Database Design – Supertyping Inventory Transactions

database-design

I am trying to wrap all interactions with inventory items into one transactional table. Currently I calculate QoH by querying multiple fact tables (production, acquisition, shipment, return order, and stocktake). I want to be able to calculate QoH, without rewriting code anytime a transaction type is added or removed, rather only update a record in a table. I also want the ease/completeness of querying the transaction table once and running a sum.

Each of these fact tables contains their own private relations to other tables. For example, order return, ties product received into inventory to a previously shipped order.

Do I essentially copy the data I need from the original fact tables and place it into the transaction table – creating redundant information. And supertype the fact tables to have a common id for use as a FK in the transaction table? Or is there something I am missing?

In summary, I need to have a common key amongst the various fact tables to isolate interactions with an inventory item to one table. I also need to maintain the private data/relations from each of the fact tables.

Best Answer

Try making an inventory transaction table. This table will likely consist of all the columns common to your various transaction type records. For some record types, this may be all the columns. Add a transaction type column to differentiate the records.

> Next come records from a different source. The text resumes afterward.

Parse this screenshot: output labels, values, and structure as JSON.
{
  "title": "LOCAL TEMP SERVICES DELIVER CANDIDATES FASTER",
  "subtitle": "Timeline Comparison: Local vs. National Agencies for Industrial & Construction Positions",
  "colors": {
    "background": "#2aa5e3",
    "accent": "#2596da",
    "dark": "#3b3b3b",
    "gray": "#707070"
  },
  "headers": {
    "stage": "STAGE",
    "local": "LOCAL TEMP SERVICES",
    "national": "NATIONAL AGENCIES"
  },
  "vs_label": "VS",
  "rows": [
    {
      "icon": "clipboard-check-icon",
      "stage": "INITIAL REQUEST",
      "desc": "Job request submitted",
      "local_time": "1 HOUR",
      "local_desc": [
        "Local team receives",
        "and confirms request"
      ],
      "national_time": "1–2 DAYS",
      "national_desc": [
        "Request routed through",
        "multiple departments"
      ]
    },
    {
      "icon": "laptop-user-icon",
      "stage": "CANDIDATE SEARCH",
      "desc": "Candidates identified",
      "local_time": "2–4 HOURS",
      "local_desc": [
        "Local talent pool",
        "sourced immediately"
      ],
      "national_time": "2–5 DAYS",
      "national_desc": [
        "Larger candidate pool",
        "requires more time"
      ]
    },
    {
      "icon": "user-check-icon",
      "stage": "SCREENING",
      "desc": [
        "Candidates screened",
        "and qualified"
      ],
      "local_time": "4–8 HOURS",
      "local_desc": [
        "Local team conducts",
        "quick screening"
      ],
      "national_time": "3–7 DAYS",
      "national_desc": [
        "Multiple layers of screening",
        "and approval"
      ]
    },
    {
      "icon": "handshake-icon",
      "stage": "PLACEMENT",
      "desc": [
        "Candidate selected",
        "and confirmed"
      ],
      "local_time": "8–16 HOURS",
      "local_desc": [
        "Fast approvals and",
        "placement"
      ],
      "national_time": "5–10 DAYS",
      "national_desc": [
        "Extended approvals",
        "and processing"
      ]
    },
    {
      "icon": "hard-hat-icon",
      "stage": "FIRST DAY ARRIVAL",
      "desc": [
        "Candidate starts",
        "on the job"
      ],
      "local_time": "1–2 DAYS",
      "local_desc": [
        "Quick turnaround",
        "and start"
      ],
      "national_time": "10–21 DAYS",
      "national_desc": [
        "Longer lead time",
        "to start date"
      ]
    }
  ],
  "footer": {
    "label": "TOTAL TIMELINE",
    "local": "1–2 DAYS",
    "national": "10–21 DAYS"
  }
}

You can then create an optional relationship to any subtypes which will contain the columns specific to the subtype.

Alternatively, you can add nullable columns for this data. This will require additional constraints to ensure only the right columns are set.

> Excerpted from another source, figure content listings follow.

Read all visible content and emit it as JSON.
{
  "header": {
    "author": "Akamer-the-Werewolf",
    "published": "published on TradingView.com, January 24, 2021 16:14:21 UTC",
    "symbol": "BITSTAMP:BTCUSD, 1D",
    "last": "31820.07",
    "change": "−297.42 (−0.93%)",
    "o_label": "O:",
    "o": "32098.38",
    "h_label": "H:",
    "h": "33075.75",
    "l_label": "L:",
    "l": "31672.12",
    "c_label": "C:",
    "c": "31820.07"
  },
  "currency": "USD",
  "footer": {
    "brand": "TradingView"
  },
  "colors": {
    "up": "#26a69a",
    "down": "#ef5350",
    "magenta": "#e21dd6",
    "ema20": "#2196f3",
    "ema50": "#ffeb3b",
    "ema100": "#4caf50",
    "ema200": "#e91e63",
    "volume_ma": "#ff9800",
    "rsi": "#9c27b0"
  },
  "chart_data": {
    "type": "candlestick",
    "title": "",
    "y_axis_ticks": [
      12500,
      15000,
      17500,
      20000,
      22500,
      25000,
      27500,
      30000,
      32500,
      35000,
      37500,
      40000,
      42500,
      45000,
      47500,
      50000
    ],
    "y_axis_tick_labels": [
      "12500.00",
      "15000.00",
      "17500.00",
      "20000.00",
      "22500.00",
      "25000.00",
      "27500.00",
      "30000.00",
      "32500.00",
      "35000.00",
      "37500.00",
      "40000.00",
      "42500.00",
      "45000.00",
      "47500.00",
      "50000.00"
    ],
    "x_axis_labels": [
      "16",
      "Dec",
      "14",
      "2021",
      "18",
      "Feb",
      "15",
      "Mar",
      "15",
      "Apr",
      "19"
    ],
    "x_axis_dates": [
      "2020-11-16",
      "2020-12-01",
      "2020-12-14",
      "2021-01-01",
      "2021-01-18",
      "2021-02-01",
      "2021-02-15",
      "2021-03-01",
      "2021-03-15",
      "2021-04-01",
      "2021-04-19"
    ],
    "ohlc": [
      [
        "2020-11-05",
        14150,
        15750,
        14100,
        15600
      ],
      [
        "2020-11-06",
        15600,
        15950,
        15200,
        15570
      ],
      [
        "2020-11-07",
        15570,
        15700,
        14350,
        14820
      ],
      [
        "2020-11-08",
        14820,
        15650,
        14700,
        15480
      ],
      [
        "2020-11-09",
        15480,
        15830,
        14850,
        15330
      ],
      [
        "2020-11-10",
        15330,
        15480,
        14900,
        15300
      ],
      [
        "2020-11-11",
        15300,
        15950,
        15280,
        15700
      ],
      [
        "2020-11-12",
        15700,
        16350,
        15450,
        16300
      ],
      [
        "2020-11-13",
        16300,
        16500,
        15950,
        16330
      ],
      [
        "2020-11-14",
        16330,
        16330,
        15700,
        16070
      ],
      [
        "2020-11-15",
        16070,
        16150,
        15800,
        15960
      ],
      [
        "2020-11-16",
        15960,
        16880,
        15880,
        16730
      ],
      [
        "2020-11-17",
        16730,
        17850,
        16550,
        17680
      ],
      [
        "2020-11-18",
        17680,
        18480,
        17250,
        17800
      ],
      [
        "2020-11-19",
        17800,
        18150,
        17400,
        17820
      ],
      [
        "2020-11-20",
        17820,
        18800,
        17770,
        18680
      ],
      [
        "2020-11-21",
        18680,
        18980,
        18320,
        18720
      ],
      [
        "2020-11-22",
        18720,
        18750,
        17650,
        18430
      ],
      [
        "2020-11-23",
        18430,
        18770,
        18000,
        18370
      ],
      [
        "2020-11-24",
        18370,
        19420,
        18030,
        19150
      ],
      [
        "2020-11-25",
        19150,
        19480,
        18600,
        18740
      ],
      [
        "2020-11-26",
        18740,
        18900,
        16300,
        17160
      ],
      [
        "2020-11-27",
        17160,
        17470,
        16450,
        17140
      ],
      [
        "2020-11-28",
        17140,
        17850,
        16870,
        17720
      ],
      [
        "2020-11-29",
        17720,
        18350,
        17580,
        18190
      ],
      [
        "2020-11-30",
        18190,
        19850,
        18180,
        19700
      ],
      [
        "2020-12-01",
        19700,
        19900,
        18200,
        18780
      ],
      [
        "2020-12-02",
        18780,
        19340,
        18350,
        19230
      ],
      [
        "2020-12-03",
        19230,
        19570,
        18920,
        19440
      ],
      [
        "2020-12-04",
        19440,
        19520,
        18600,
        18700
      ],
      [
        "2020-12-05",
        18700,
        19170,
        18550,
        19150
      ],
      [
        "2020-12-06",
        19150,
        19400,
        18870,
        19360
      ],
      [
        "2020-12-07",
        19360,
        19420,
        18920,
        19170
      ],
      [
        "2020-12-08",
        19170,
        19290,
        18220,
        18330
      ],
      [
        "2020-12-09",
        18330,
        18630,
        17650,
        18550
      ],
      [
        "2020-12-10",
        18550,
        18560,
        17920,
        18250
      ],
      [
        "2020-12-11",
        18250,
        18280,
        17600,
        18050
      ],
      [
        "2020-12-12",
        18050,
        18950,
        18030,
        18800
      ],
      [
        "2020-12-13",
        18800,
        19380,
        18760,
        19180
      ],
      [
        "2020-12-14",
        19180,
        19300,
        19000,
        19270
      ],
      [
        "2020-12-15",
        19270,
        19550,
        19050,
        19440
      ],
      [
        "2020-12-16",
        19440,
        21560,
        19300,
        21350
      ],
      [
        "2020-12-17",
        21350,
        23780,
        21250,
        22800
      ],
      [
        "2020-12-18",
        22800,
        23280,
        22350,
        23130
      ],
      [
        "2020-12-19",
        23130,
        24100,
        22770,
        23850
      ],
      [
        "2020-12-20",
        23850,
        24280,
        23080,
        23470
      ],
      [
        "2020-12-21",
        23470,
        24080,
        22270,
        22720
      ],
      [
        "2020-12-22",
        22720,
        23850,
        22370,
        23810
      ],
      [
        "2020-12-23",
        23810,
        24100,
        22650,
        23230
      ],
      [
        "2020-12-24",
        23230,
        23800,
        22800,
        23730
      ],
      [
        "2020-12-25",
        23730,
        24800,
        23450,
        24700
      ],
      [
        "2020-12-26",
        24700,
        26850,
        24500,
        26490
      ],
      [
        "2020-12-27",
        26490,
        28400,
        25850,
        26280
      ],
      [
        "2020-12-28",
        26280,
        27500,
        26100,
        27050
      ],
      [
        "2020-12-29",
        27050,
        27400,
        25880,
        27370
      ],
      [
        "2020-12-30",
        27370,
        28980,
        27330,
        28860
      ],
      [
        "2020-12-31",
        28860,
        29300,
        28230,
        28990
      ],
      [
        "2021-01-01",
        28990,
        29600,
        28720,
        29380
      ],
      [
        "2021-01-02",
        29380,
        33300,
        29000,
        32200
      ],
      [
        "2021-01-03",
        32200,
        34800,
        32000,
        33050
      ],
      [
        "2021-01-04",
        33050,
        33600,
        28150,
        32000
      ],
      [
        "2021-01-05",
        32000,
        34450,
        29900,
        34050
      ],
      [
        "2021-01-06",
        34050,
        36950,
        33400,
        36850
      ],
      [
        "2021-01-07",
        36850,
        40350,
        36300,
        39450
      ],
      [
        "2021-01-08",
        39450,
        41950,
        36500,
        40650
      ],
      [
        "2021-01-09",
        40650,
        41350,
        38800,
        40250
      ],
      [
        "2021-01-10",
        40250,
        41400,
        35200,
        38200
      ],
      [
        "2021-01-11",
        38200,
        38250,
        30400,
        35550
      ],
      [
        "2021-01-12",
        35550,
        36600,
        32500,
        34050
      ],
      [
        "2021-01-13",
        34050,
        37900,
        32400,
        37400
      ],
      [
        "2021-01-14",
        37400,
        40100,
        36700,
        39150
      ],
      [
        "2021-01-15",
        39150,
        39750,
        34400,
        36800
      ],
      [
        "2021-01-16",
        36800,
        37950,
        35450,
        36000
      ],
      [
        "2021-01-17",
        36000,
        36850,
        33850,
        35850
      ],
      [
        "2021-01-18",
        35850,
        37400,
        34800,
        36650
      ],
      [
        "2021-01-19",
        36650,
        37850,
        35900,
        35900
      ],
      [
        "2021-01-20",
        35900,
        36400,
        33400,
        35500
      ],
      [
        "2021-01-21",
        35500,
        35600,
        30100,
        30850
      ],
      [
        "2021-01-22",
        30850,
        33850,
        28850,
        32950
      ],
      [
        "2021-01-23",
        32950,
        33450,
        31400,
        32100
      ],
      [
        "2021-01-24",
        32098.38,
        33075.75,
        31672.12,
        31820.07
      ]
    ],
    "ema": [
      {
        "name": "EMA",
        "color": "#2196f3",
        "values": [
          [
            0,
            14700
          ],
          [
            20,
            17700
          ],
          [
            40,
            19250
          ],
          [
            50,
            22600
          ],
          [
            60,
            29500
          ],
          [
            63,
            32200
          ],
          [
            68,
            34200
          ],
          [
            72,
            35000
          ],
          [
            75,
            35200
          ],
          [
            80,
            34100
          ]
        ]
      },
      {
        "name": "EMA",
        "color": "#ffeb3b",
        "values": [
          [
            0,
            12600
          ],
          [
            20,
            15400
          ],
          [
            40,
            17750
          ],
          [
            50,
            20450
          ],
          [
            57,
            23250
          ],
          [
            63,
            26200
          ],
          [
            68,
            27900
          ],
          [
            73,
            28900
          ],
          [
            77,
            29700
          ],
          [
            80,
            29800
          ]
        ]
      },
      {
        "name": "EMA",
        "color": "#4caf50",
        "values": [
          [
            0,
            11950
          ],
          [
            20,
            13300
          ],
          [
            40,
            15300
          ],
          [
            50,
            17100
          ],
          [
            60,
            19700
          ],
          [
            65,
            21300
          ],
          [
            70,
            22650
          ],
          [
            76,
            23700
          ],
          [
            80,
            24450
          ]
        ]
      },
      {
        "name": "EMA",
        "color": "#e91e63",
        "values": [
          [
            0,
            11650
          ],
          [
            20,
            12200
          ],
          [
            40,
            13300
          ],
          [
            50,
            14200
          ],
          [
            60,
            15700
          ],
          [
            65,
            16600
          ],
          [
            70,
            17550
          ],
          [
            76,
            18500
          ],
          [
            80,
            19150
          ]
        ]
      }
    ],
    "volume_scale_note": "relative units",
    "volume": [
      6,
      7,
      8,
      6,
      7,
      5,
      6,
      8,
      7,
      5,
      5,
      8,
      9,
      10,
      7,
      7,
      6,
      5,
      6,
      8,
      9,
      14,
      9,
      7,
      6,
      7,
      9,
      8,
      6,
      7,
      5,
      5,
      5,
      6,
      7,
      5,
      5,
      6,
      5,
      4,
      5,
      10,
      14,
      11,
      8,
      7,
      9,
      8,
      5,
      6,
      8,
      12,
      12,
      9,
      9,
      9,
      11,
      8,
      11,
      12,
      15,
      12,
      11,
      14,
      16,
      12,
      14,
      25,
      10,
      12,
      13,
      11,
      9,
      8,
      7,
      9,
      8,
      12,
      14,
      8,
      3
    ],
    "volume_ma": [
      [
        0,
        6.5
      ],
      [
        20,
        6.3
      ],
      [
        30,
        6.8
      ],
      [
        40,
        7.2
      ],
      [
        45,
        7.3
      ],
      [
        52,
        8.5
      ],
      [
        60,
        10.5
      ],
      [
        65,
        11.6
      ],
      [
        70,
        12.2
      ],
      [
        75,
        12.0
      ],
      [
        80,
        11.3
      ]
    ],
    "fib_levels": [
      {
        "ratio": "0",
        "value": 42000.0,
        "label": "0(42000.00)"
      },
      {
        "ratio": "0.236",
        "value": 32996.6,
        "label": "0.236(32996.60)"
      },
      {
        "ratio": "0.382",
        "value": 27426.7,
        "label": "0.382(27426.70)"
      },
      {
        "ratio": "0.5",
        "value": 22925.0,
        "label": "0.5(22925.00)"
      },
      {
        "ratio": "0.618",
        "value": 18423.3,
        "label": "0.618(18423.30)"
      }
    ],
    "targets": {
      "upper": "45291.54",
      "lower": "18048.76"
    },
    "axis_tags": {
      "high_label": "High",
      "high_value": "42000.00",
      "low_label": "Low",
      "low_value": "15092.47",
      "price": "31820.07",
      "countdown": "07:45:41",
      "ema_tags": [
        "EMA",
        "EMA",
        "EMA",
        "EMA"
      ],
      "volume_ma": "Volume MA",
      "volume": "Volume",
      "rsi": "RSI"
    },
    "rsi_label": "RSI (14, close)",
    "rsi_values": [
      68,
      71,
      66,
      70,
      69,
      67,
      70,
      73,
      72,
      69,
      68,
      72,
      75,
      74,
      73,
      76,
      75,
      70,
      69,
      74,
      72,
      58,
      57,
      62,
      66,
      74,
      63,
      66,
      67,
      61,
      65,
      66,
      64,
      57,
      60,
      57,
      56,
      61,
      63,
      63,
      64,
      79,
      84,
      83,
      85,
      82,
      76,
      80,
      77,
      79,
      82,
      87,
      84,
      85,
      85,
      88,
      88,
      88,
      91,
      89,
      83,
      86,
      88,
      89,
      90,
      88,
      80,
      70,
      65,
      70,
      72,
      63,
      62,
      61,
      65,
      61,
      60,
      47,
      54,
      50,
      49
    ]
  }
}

EDIT: If you have null columns, there will usually be the only table. The shipment column would be required for all types having a shipment id (might include returns), and NULL for other types. The alternative would be to have rows in InventoryShipments for shipments, and rows in InventoryReturns for returns. This quickly gets complicated.

If certain (transaction) types have a lot of type specific columns, you could use a hybrid model, with most types entirely in the Inventory table and some types with type specific table. This may occur when you use sub-type tables, as there may be types which only have columns which are common to all types.

Using either approach requires effort to ensure data integrity. Null columns should always be null for columns, and not null when required for the records type. If there are subtype records, there usually must be only one per inventory record.